Background: In inguinal hernia repair, chronic pain must be expected in 10-12% of cases. Around one-quarter of patients (2-4%) experience severe pain requiring treatment. The risk factors for chronic pain reported in the literature include young age, female gender, perioperative pain, postoperative pain, recurrent hernia, open hernia repair, perioperative complications, and penetrating mesh fixation. This present analysis of data from the Herniamed Hernia Registry now investigates the influencing factors for chronic pain in male patients after primary, unilateral inguinal hernia repair in TAPP technique.
Methods: In total, 20,004 patients from the Herniamed Hernia Registry were included in uni- and multivariable analyses. For all patients, 1-year follow-up data were available.

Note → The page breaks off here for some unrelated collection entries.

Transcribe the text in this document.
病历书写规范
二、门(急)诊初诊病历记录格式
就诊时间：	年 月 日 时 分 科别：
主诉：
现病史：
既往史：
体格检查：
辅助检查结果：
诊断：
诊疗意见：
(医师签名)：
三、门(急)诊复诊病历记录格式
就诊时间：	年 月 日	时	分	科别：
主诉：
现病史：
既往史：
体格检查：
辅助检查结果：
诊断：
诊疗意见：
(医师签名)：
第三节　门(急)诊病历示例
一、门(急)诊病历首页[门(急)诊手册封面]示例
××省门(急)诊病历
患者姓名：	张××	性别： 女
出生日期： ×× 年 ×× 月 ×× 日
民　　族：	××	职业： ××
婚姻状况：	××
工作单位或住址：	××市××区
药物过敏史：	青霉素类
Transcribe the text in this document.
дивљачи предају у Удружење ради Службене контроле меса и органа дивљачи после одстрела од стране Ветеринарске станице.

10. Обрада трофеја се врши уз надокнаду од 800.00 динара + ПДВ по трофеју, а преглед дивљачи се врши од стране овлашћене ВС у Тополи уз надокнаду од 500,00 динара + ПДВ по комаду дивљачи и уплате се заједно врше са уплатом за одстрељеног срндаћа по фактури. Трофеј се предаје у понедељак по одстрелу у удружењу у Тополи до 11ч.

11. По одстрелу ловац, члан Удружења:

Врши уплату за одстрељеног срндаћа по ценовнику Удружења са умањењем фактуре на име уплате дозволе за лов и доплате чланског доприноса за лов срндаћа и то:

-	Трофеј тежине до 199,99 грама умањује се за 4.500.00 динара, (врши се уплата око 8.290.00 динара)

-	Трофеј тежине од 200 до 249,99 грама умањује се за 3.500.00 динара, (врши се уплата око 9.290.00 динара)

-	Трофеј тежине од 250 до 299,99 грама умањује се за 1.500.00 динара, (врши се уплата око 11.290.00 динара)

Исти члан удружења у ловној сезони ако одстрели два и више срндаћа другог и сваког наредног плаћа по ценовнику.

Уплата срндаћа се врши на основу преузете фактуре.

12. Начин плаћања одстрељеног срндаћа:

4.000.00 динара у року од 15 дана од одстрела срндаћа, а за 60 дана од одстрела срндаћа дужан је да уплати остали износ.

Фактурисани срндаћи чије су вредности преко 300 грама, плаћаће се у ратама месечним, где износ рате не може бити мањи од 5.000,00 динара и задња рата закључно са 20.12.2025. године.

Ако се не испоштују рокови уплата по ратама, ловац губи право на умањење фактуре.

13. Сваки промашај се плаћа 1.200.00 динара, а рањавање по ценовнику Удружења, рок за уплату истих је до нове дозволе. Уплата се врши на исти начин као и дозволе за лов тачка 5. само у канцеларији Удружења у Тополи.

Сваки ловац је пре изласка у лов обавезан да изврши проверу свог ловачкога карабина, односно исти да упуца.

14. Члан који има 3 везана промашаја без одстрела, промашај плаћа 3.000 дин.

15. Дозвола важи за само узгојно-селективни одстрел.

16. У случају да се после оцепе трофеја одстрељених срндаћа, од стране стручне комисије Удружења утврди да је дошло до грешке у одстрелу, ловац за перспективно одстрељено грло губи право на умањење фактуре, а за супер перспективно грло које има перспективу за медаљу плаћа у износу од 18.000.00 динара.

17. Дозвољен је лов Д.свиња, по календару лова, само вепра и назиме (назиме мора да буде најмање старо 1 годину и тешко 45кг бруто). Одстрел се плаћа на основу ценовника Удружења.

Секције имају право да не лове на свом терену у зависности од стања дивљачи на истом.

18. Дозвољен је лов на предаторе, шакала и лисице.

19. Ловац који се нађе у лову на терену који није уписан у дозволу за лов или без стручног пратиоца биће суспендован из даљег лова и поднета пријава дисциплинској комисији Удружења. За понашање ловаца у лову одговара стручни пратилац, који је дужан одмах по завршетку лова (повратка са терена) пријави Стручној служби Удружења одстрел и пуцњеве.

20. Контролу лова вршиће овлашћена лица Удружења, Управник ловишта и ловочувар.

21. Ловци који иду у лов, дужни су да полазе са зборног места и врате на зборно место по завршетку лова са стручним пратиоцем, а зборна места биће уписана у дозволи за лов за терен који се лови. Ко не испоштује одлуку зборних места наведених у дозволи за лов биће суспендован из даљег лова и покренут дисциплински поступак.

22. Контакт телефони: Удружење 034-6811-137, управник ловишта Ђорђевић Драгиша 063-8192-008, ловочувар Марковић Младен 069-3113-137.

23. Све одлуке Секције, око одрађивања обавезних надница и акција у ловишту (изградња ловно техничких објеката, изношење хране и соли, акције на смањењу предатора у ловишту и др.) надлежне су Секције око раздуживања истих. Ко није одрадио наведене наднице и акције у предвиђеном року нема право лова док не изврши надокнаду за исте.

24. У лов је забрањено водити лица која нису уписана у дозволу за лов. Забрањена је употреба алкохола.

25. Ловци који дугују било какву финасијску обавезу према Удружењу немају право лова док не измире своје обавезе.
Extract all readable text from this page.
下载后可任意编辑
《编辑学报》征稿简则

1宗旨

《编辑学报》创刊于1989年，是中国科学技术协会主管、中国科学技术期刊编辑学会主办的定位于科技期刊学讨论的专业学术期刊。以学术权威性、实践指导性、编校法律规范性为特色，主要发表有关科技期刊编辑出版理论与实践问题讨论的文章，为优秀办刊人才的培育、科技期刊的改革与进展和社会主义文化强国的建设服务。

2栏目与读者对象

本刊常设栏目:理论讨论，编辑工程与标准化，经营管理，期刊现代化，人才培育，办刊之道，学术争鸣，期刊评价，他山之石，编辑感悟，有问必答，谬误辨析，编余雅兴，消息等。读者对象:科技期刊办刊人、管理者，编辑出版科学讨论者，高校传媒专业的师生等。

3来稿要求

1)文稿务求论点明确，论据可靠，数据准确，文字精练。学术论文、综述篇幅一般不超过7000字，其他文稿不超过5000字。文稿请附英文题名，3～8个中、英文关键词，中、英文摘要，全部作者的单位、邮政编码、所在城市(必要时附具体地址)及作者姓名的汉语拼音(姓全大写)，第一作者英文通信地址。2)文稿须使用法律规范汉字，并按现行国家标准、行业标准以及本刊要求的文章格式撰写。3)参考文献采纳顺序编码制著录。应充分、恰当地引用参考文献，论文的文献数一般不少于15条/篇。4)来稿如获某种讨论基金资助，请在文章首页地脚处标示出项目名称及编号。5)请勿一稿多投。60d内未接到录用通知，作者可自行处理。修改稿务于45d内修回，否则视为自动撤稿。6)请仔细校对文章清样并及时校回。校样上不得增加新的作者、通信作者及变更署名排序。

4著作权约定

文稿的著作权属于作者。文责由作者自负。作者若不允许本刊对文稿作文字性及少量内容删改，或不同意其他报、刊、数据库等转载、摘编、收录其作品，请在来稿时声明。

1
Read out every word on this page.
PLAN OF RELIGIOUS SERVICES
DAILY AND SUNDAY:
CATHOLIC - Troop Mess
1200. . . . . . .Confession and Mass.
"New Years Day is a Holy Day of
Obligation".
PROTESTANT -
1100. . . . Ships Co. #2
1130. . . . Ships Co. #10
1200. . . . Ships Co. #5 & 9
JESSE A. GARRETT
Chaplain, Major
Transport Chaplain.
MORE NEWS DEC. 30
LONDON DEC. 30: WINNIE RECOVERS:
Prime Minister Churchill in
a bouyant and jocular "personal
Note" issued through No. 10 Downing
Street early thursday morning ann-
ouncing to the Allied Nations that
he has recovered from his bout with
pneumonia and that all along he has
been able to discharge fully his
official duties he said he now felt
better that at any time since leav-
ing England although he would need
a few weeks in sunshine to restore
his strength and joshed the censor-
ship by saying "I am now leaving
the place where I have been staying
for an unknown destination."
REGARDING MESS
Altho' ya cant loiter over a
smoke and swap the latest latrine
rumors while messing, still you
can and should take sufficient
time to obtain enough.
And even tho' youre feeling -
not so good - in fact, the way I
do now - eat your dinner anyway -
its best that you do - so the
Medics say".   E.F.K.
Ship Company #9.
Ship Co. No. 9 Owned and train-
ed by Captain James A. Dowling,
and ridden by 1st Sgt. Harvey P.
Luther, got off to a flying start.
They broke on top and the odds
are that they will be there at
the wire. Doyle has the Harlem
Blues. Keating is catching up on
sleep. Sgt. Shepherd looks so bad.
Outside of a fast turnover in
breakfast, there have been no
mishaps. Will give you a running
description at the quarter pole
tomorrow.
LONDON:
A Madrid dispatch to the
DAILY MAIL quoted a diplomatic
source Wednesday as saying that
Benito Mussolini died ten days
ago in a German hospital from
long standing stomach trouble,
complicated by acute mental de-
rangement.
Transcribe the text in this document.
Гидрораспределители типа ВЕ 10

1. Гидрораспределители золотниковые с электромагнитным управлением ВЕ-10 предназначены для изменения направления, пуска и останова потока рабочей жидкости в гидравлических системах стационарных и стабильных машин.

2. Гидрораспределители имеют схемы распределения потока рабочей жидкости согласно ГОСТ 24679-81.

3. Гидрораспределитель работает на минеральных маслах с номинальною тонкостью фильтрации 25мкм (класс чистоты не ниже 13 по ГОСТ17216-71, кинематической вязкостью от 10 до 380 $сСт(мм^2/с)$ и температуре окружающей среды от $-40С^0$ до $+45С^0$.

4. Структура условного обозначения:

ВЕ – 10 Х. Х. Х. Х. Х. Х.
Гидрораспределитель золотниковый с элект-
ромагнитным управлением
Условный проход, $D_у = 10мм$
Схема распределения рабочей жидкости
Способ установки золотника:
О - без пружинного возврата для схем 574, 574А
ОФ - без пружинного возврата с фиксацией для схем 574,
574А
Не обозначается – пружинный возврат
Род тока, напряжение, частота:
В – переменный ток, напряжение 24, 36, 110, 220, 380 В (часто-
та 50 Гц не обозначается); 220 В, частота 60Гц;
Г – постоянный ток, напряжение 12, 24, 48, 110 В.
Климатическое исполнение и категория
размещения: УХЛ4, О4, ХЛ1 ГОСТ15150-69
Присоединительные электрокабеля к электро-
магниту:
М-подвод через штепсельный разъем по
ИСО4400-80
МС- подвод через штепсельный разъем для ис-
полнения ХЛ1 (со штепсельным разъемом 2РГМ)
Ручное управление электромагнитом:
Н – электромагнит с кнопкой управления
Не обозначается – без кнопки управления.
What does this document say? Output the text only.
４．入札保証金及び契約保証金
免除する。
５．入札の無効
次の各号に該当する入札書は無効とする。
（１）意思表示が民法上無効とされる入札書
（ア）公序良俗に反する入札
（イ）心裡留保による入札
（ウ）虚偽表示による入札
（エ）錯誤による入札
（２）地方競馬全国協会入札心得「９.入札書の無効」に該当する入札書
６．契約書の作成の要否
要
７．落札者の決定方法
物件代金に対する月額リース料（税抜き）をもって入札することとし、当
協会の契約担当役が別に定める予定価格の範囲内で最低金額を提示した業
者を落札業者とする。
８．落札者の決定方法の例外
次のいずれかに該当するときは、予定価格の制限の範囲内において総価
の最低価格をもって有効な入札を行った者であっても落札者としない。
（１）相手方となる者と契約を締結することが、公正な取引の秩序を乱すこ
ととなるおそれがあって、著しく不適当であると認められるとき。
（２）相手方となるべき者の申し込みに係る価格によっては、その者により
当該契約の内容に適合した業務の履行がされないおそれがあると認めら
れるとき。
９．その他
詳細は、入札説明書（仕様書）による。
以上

Results: Multivariable analysis revealed that onset of pain at rest, on exertion, and requiring treatment was highly significantly influenced, in each case, by younger age (p < 0.001), preoperative pain (p < 0.001), smaller hernia defect (p < 0.001), and higher BMI (p < 0.001). Other influencing factors were postoperative complications (pain at rest p = 0.004 and pain on exertion p = 0.023) and penetrating compared with glue mesh fixation techniques (pain on exertion p = 0.037).
Conclusions: The indication for inguinal hernia surgery should be very carefully considered in a young patient with a small hernia and preoperative pain.
Keywords: Chronic pain; Complications; Hernia registry; Inguinal hernia; TAPP.